The value of r tells us a precise story about the scatterplot:
- A correlation coefficient of exactly positive one indicates a perfect positive linear relationship. Every single data point falls perfectly on an upward-sloping straight line.
- A correlation coefficient of exactly negative one indicates a perfect negative linear relationship. Every point falls perfectly on a downward-sloping straight line.
- A correlation coefficient of zero indicates that there is no linear relationship between the two quantitative variables. The points appear entirely random with respect to a straight line (though a strong nonlinear relationship could still theoretically exist, r cannot detect it).
As r moves away from 0 and approaches either 1 or −1, the points hug the imaginary line of best fit more tightly.

The Ultimate Caveat: Causation
We reach the most vital principle of bivariate statistics—a principle you will repeat to your students until it is permanently etched into their minds.
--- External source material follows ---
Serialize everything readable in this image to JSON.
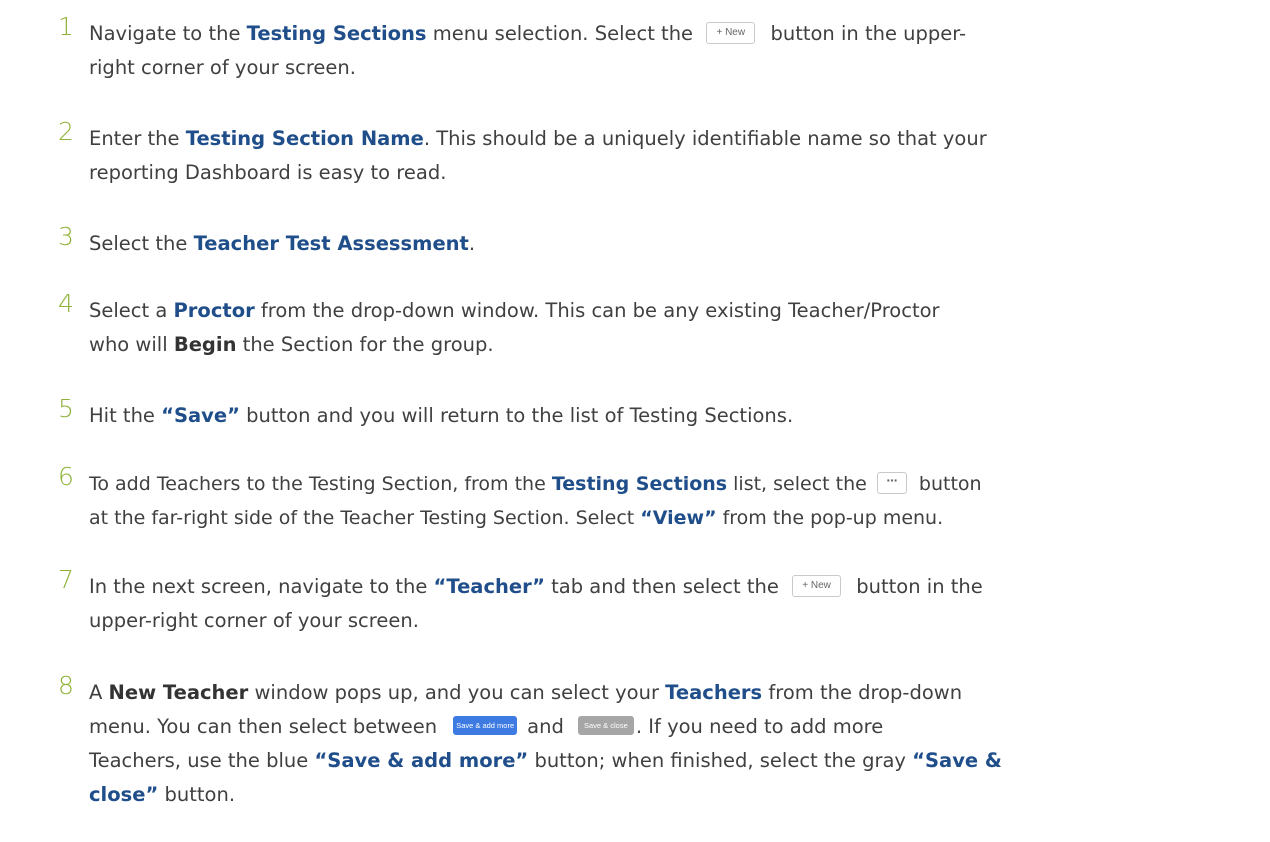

A strong association between two variables in a scatterplot does not prove that one variable causes changes in the other.
We might find a correlation coefficient of r=0.95 between a city's ice cream sales (in $) and the number of swimming pool accidents. The association is overwhelmingly strong and positive. But closing ice cream shops will not save swimmers.
Causation indicates that an event or change in one variable directly produces a corresponding change in another variable. In our ice cream example, causation is entirely absent. Both variables are responding to an invisible third factor—the soaring summer temperature.

When we teach bivariate data, we are teaching students to be detectives. Whether they are calculating a conditional relative frequency in a two-way table or interpreting an r-value of −0.82 on a scatterplot, they are looking for evidence of relationships. But the math only provides the map; it is up to the critical thinker to correctly interpret the territory.